Digamos ante todo que valor testimonial debemos asignar al libro de Garzón. Dice en más de una oportunidad el autor, que su trabajo de cronista le obliga a señalar los hechos y a callar los comentarios. Este precepto, sin duda uno de los que debe regir la obra del cronista, no lo cumple al pie de la letra y en más de una ocasión su obra parece apasionada, acentuada por un interés, acaso peligroso. Peligroso, porque hay una manera ingenua de mentir con documentos, que es no mostrarlos todos, ocultar los que no son concordantes con el principio sostenido. Garzón trabaja con documentos, pero sin crítica alguna.
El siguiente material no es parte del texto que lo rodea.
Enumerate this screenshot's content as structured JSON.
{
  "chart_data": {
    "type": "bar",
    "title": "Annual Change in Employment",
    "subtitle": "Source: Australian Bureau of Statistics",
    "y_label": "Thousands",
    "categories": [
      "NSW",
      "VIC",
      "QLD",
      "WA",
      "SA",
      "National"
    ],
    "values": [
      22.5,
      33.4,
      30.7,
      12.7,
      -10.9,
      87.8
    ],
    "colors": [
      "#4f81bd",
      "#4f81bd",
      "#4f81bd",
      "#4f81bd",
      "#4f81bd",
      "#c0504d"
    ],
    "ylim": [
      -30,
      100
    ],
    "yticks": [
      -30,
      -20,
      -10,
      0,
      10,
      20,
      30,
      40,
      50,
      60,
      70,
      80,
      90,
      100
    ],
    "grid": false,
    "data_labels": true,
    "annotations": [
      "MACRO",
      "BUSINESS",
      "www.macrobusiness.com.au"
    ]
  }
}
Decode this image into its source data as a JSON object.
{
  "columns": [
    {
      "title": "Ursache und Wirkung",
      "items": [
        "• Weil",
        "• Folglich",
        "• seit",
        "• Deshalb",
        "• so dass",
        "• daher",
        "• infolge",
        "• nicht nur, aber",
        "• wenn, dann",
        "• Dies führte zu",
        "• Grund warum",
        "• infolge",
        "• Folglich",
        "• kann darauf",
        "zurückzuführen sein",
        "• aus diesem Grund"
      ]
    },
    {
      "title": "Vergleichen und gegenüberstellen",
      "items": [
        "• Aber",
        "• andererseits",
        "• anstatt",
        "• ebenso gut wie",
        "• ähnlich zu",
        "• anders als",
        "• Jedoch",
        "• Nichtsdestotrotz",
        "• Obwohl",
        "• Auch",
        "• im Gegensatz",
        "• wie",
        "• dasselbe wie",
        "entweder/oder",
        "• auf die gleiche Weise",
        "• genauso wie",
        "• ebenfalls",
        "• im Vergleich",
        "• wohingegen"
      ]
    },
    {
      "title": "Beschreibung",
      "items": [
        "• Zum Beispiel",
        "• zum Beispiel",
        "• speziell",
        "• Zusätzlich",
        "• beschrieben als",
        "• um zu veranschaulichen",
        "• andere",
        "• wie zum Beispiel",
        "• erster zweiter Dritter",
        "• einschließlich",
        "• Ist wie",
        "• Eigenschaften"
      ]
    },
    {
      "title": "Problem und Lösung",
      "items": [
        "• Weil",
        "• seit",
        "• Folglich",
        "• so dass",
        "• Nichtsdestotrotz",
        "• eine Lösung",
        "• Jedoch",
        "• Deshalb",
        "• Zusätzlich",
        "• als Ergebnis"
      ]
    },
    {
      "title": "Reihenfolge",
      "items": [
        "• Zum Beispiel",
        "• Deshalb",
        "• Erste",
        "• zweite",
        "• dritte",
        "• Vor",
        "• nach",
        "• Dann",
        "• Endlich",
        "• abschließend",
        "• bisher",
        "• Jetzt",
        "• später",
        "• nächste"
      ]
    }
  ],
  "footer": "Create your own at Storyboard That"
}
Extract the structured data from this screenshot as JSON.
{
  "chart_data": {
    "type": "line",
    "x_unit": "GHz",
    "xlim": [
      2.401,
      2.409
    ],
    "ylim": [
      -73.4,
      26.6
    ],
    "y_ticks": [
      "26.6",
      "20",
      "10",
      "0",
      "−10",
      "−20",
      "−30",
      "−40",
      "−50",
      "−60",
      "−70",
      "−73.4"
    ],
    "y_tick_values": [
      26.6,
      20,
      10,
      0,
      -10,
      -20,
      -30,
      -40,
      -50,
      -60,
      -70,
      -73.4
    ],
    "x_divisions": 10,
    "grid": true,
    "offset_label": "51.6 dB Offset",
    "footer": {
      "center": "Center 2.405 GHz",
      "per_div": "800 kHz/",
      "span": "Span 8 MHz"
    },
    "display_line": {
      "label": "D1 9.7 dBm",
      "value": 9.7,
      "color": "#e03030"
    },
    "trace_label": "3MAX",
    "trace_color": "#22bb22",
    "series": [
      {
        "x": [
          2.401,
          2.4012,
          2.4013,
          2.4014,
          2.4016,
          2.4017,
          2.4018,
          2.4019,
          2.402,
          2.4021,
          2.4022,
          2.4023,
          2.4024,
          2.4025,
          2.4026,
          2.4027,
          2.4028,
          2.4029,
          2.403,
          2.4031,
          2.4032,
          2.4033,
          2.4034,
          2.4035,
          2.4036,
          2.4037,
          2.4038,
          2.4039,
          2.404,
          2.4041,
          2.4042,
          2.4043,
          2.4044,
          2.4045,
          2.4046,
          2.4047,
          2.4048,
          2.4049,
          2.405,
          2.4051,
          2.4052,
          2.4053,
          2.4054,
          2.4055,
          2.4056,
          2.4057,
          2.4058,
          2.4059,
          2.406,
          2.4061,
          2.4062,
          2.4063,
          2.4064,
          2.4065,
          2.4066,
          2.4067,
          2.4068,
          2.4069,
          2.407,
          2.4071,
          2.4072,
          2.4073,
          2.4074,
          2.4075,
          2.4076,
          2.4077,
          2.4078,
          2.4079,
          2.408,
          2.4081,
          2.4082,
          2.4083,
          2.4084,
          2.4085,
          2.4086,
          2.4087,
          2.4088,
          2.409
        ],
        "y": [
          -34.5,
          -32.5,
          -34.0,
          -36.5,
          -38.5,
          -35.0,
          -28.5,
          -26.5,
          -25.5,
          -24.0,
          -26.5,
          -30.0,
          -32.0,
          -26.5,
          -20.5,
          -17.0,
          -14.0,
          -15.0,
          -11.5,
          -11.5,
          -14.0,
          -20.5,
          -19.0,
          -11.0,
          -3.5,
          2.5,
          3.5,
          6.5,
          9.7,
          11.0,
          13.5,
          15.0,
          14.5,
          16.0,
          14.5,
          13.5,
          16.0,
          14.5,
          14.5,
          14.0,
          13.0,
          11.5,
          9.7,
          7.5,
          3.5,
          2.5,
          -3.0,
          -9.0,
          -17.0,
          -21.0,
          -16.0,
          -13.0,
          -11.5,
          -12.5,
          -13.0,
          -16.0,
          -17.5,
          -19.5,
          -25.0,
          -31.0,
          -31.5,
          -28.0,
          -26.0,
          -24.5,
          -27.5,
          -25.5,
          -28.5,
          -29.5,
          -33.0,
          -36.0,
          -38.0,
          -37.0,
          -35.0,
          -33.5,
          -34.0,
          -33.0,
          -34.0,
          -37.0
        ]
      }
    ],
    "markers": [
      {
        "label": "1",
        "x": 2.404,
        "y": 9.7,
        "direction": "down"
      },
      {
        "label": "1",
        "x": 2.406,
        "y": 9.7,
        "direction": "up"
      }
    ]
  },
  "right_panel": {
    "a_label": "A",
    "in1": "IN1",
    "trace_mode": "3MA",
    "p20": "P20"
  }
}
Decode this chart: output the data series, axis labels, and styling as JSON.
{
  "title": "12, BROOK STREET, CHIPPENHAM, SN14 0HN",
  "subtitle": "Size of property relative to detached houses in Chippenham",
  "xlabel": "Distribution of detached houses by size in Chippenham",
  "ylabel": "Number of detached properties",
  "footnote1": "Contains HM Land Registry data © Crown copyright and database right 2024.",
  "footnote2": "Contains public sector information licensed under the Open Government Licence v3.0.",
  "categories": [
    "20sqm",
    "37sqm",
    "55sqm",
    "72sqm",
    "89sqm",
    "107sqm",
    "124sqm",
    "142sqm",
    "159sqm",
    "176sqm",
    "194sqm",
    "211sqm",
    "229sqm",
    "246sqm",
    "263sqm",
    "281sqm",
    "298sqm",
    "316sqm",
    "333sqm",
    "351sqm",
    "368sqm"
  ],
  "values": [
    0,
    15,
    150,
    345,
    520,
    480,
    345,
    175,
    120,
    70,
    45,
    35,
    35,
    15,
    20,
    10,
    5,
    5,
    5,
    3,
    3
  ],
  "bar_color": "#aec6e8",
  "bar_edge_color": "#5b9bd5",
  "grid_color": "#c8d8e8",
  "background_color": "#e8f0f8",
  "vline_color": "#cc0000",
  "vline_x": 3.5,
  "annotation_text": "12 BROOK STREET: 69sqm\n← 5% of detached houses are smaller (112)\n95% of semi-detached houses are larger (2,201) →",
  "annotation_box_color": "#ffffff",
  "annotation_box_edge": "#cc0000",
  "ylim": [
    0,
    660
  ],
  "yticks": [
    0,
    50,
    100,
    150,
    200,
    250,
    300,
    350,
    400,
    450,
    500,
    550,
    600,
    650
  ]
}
En la cuestión de Sobremonte la documentación es capciosa e intencionada, sin que esto reste cierta nobleza en la actitud del cronista; pero la nobleza, como todas las consideraciones éticas, poco tienen que hacer con la historia, como para otra suerte de actividades la preconizaba Maquiavelo. Esta circunstancia obliga a poner en tela de juicio la subsiguiente documentación. Pero es innegable que se trata de un cronista informado, ampliamente informado; Tras una breve comprobación documental en casos de gravedad, la información de Garzón puede aceptarse, y puede aceptarse el bloc de su crónica, la ordenación que significa, la visión que proporciona. Acaso haya más fallas de detalle que las apuntadas, pero no me parecen suficientes como para negar valor testimonial a esta obra. Opino en resumen que es un libro útil y de acertadas enseñanzas, que debe someterse sin embargo a control cuando se trata de un asunto concreto y de índole documental. Me atrevería a decir por ello que es precisamente Córdoba una provincia de que puede decirse que tiene, en gran parte de su desarrollo histórico, una verdadera crónica.